Veronica has aspirations to go to the top – to make co-news anchor. Burgundy
convinces Veronica to see him out of the office, insinuating that it may boost
her status around the office. The other men make crude passes on Veronica, and
it’s at this point that “Anchorman” looks like its seriously
going to make an attack on sexual harassment, and do something pointedly funny
about undervalued feminism. Instead, the movie makes the point to not do anything
more than to throw one-line punchlines around. A large number of guest star cameos come through the gates when the movie goes
into automatic pilot. I won’t reveal which actors show up, but I will
mention one (Spoiler alert.) There is a cameo by Jack Black, and he isn’t
given one decent joke in his entire appearance. The behind-the-camera team of
this movie must have figured that if they hired some funny people for a day,
they could come in and improvise something funny. It doesn’t happen. Bad
hairstyles and ugly neckties alone can’t make an actor more interesting.

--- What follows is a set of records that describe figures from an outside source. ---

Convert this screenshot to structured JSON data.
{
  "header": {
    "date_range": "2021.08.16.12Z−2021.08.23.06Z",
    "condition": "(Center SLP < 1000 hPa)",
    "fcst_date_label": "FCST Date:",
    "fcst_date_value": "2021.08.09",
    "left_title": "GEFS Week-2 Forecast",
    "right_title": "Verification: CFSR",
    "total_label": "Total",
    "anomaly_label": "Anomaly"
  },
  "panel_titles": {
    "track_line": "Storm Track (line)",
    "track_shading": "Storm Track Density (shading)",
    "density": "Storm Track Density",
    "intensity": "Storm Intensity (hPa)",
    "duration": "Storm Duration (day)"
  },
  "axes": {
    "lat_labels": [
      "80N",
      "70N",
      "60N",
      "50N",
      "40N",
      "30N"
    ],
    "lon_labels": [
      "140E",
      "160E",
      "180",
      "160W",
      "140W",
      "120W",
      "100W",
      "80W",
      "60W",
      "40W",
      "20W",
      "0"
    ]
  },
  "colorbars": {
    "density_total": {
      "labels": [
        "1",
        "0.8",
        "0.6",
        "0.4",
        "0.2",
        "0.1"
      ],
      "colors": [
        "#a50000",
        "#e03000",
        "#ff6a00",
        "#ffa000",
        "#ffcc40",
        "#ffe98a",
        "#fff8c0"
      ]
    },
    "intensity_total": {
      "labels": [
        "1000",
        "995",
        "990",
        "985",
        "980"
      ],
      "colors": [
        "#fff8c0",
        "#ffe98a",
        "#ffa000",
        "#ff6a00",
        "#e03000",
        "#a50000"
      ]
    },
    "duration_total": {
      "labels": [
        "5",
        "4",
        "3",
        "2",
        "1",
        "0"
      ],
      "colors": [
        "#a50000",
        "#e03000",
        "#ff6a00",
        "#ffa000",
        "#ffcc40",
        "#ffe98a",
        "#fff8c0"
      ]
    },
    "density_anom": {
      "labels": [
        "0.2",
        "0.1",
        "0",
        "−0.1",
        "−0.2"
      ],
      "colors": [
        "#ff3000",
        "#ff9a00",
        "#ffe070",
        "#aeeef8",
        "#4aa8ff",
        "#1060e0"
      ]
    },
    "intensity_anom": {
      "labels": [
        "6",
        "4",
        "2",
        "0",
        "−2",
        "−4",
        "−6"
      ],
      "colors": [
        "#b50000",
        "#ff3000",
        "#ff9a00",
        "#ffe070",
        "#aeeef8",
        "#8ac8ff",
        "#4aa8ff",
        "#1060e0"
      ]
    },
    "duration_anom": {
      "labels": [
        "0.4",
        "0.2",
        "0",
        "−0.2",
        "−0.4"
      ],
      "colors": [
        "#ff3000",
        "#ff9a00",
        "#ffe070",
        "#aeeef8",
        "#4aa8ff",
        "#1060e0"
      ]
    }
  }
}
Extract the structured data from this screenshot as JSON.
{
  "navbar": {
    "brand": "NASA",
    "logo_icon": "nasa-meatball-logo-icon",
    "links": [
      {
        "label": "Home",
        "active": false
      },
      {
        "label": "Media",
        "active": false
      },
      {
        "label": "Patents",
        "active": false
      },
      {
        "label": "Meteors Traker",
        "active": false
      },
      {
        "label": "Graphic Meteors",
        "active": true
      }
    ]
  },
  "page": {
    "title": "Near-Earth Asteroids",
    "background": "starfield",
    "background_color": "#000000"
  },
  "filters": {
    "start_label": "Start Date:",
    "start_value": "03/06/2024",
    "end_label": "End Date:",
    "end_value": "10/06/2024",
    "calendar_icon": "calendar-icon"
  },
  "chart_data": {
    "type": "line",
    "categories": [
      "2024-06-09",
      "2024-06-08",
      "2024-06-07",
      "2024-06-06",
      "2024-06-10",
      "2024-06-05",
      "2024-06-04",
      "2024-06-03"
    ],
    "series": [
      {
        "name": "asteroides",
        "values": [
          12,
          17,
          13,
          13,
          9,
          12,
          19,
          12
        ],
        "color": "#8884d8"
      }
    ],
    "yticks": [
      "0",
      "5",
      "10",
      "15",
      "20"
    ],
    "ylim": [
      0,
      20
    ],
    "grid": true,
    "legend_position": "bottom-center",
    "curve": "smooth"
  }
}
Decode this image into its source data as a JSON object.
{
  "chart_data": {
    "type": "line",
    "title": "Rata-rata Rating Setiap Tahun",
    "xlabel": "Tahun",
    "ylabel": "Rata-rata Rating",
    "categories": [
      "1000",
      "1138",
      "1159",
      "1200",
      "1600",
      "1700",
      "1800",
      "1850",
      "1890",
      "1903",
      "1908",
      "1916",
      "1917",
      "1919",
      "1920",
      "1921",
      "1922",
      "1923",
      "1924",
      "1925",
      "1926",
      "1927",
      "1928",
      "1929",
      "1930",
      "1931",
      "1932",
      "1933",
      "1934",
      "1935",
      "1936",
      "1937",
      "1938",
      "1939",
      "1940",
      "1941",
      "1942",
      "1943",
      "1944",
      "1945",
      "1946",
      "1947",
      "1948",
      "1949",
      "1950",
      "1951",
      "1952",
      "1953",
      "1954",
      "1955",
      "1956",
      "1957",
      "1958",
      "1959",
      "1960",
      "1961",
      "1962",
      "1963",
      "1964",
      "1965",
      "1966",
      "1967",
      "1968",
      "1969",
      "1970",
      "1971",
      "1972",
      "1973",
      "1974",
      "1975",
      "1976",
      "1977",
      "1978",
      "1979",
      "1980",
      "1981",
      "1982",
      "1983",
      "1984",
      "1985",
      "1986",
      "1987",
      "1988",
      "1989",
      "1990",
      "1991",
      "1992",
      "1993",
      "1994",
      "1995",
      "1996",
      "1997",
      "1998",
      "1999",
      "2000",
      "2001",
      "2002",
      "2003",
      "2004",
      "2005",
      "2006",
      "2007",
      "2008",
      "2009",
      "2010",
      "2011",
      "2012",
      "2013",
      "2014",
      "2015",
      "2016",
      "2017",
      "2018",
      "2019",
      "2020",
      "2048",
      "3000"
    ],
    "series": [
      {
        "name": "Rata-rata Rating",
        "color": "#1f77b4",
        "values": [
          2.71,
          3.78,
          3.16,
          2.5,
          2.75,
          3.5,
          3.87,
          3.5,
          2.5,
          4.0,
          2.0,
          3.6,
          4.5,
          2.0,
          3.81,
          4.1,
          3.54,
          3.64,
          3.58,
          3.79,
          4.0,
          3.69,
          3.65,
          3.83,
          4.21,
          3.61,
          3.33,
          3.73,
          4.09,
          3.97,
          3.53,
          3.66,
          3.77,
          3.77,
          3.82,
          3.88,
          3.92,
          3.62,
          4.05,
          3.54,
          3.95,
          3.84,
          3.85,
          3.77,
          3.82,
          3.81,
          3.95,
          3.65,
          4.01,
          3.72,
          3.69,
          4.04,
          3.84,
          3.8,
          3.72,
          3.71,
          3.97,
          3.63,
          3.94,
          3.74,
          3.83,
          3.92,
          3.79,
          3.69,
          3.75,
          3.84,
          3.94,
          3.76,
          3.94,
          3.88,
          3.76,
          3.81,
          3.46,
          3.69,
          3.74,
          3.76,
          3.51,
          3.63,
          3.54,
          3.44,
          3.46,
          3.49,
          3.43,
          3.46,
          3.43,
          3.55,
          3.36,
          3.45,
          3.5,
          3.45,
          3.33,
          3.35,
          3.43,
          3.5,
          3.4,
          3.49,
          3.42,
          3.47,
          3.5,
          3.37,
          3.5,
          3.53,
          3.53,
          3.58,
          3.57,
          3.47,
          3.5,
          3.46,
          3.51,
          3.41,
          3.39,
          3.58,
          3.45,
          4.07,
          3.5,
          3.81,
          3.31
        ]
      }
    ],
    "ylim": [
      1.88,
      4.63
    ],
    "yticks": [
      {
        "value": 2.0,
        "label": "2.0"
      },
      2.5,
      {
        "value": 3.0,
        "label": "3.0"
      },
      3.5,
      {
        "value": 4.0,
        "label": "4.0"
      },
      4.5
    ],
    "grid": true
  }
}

There is also a gang war that breaks out between competing Southern California
news teams. The whole sequence is kind of outlandish and over-the-top (it has
echoes of “Braveheart” and “Gladiator”), but it can’t
be worth more than a chuckle or a sigh maybe. “Anchorman” makes
the unfortunate decision of following one fight sequence with yet another fight
sequence right afterwards, that is miserably unfunny. That is repetition practiced
at its worst. The rest of the movie plummets from there. The failure to produce a satisfying
second-half to the movie simply has to do with the lackluster script. Ferrell
co-wrote the film with Adam McKay (who also directed), and together they seemed
to have come up with funny concepts but couldn’t execute anything exciting
or original out of their ideas. “Anchorman” should have tons of
laughs considering its potential targets: network news, swinging sex, stifled
feminism, bad disco. Instead, the movie throws its characters into a bear pit
at the San Diego zoo. Nothing newsworthy happening there.